We were the only ones at the B & B when we arrived yesterday, although over tea and home-made cake the proprietor told us that another couple of people were en route, and she seemed a bit concerned that she hadn’t heard from them. “People don’t always give themselves enough time” she said. We wondered if it could be the young women who’d been shadowing us, and sure enough at around 10.30 last night they arrived. We met them briefly this morning at breakfast and felt simultaneously smug and ashamed that they had done the whole walk in the heat, while we had cabbed the long flat bit. They’d slowly run out of water, sun cream and enthusiasm over the course of a very hard day. Both were striped scarlet from the sun. One of them cheerfully admitted was a fairly boring walk. “I’m glad we did it though” she said, as they laced their boots and headed back out for the next stage of the route. There was a small voice whispering “cop-out” in my ear. I told it to shut up and had some more toast.

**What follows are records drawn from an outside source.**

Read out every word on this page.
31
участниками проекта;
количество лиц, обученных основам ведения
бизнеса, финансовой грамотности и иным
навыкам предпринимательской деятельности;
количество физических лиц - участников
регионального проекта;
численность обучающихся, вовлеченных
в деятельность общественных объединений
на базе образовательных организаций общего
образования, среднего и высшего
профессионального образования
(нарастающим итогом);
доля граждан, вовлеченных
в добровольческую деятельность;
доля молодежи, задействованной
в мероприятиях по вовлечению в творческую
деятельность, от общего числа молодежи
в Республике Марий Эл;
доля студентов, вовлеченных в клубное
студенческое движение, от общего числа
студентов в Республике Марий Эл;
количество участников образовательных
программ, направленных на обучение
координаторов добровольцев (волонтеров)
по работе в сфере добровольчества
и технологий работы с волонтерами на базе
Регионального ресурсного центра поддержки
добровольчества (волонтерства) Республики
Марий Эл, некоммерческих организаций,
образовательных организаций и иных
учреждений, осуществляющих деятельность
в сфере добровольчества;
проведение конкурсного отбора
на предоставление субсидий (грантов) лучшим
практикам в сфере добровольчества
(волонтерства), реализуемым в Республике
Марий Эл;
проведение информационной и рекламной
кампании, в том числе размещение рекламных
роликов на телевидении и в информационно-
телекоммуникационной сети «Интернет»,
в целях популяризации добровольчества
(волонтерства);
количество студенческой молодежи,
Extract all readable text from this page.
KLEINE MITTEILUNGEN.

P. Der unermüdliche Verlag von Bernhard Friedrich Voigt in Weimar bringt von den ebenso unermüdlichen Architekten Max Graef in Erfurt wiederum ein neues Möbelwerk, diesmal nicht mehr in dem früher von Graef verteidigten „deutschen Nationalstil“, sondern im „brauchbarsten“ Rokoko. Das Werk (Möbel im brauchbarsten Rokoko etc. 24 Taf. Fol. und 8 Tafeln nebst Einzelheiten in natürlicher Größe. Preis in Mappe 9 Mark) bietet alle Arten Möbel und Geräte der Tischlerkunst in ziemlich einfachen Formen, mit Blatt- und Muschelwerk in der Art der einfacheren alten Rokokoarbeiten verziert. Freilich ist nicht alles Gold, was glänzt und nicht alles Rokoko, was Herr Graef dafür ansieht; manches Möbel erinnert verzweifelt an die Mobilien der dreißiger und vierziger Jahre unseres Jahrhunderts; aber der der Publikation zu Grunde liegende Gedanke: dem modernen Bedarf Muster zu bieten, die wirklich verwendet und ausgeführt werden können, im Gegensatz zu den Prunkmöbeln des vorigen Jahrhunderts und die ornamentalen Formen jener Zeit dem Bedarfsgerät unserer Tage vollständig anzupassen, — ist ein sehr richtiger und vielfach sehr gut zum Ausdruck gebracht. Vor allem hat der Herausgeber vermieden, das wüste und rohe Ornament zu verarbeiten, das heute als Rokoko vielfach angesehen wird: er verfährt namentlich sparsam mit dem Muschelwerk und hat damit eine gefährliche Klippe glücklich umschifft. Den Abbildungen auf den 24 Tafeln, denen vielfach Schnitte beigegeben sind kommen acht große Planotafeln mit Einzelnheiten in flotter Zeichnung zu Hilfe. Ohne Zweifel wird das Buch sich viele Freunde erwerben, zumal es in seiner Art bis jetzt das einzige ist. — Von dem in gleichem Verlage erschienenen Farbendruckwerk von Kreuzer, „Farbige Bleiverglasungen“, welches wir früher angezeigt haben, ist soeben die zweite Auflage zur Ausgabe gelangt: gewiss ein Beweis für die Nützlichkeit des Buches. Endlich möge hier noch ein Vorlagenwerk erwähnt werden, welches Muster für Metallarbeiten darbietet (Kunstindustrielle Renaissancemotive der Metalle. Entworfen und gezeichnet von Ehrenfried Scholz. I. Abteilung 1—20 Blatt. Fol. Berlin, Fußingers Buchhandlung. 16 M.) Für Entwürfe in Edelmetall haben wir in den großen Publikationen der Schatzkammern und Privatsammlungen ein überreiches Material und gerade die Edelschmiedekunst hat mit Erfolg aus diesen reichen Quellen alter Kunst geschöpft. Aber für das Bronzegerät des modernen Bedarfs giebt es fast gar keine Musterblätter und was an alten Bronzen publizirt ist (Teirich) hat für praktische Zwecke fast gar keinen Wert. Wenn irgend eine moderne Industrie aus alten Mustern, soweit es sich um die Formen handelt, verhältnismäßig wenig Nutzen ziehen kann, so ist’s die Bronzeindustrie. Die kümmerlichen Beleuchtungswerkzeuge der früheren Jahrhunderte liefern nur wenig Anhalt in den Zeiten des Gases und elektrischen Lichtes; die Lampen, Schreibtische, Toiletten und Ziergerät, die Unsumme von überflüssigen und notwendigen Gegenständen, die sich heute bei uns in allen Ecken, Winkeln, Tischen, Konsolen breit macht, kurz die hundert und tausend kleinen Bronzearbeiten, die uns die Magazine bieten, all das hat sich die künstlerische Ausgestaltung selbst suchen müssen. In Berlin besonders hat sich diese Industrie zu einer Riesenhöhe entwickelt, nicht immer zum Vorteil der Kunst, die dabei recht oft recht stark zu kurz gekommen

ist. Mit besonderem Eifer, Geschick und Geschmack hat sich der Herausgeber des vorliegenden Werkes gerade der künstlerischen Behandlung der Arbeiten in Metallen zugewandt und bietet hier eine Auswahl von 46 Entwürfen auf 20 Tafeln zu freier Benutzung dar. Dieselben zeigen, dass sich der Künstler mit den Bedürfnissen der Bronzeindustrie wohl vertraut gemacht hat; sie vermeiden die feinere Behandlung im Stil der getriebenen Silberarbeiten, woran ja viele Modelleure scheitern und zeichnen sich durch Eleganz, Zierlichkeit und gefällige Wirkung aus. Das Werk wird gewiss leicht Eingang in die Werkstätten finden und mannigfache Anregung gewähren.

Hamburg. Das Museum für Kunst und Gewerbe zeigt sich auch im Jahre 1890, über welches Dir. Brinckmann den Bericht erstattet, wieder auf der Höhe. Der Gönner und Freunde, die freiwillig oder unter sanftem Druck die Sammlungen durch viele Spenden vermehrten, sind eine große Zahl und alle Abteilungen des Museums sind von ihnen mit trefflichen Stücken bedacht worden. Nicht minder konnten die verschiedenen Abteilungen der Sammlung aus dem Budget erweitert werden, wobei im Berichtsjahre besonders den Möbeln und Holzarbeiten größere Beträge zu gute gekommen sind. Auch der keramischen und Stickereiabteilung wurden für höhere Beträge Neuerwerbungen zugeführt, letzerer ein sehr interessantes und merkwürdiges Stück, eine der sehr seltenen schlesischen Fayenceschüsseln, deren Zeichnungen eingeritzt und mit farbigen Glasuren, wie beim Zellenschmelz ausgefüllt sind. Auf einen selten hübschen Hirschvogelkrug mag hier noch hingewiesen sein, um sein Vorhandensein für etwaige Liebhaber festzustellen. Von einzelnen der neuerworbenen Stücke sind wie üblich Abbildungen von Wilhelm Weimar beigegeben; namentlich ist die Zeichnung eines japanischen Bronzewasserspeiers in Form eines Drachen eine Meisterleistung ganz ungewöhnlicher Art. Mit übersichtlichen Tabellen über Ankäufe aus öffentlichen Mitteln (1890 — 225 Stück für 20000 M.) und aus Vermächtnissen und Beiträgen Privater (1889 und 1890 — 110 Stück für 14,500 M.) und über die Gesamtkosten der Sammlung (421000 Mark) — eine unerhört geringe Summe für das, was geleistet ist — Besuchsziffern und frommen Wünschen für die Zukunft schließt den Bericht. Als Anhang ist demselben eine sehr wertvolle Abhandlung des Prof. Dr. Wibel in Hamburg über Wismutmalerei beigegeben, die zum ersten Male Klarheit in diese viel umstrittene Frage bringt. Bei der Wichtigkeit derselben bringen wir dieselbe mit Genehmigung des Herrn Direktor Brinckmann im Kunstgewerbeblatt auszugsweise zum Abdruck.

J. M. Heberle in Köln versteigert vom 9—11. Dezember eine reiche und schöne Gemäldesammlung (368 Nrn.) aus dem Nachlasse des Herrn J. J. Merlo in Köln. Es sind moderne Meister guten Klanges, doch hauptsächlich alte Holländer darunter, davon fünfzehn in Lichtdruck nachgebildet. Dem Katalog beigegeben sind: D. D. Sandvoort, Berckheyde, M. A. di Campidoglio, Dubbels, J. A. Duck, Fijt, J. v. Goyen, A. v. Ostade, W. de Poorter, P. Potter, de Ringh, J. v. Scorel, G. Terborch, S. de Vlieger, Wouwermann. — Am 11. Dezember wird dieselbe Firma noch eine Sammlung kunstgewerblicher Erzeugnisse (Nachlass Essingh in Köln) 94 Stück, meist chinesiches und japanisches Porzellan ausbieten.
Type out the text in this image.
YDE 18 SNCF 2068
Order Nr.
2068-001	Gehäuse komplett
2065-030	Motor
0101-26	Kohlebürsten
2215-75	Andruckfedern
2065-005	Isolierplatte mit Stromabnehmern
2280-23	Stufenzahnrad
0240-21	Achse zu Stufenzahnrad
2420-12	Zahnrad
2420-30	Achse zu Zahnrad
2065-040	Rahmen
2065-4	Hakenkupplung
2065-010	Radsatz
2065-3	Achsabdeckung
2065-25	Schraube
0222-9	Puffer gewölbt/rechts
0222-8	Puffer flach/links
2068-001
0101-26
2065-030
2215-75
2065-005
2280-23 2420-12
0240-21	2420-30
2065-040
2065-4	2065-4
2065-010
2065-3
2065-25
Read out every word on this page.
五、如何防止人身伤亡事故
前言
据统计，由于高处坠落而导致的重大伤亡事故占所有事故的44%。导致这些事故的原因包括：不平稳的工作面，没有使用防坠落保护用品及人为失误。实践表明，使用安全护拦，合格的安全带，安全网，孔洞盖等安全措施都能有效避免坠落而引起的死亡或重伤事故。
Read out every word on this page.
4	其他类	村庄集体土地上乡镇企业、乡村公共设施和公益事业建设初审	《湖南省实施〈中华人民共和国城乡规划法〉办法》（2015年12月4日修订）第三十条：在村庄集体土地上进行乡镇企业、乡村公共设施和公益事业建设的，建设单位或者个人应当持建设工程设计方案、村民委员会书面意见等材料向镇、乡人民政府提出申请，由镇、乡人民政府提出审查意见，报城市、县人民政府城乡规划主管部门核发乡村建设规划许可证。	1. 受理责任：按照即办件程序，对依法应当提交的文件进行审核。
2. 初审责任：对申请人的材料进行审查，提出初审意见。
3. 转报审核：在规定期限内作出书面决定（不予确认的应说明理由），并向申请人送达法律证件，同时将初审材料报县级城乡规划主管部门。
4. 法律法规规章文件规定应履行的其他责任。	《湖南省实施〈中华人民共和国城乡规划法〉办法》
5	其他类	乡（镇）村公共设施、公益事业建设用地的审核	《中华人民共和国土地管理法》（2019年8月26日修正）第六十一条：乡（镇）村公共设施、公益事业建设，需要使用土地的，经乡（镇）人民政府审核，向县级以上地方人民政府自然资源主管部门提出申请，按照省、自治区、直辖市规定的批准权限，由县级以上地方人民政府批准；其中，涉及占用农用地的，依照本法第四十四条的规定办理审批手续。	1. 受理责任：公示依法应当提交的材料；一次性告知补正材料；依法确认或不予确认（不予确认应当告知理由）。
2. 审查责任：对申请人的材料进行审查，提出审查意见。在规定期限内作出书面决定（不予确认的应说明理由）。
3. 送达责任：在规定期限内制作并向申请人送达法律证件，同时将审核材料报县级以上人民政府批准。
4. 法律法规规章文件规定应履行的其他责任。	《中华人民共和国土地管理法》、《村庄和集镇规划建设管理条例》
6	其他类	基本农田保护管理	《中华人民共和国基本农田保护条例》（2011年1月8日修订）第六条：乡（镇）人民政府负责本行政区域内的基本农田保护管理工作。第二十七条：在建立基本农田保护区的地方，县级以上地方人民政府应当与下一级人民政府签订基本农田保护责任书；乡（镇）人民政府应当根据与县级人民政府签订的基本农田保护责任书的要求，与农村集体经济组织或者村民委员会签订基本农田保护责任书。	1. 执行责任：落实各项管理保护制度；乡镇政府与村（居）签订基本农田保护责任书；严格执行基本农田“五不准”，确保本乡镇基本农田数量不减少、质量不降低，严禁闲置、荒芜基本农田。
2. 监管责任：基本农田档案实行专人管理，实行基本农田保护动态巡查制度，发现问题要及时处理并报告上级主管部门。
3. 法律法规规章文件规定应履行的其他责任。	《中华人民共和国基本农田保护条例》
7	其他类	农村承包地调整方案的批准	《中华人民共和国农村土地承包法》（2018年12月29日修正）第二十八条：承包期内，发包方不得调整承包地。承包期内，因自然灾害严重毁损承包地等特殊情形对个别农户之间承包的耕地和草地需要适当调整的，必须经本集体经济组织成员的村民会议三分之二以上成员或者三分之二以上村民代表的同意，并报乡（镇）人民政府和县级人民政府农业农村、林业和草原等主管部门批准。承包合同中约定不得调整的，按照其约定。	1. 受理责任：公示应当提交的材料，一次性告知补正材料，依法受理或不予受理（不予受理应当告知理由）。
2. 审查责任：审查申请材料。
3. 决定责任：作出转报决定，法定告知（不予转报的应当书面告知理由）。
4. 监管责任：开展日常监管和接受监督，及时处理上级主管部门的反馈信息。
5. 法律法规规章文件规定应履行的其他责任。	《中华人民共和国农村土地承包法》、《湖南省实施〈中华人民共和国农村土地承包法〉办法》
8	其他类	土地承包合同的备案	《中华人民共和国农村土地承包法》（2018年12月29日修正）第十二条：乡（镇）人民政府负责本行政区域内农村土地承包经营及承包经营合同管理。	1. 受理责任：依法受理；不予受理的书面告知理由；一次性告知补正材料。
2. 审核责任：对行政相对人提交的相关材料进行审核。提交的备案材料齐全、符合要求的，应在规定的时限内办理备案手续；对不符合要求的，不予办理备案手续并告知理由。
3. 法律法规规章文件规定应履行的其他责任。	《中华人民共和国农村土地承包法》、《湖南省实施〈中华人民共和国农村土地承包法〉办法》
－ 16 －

Having achieved the staggering feat of walking for three whole days in a row, Kirkby Stephen offered a welcome rest day and we didn’t do a whole lot. The three of us sat in the back yard of the B&B for a bit; reading, writing and blogging as clouds moved across the sun. We were watched all the while by a nosy horse.
Kirkby Stephen is a comfortable sort of place, neither showy nor dull and it has accepted small changes to its general demeanor over the years – fresh paint on old plaster, tarmac, street lights – but it’s still the old market town with its roots in the fourteenth century and a substantial parish church known as the “Cathedral of the Dales” (used by both Protestants and Roman Catholics). I discovered later that it also contains a large and elaborate “Loki” stone carved by a Viking. No, we didn’t see that. Always read the guide book at the time is the lesson there.
As the market became less important, Kirkby Stephen used its location close to the main north-south and east-west roads to reach out to travellers heading to Carlisle, or to the beach at Blackpool. Tourists still stop for the pretty Market Square overlooked by stone buildings which have seen it all before. In one of them is the pinkly-decorated Mango Tree, an Indian restaurant whose reputation is such that it was hard to get a table even a month before. On a warm evening, it was as packed to the gills as these Covid times allow. Sweating waiters brought endless bhajis, biryanis, beers and many things beginning with other letters too. It was a welcome change from the usual pub-grub menu which can get repetitive in these here parts. Being surrounded by such spicy, colourful platefuls felt positively exotic and only our feet told us that we were still less than half the way from one coast to the next.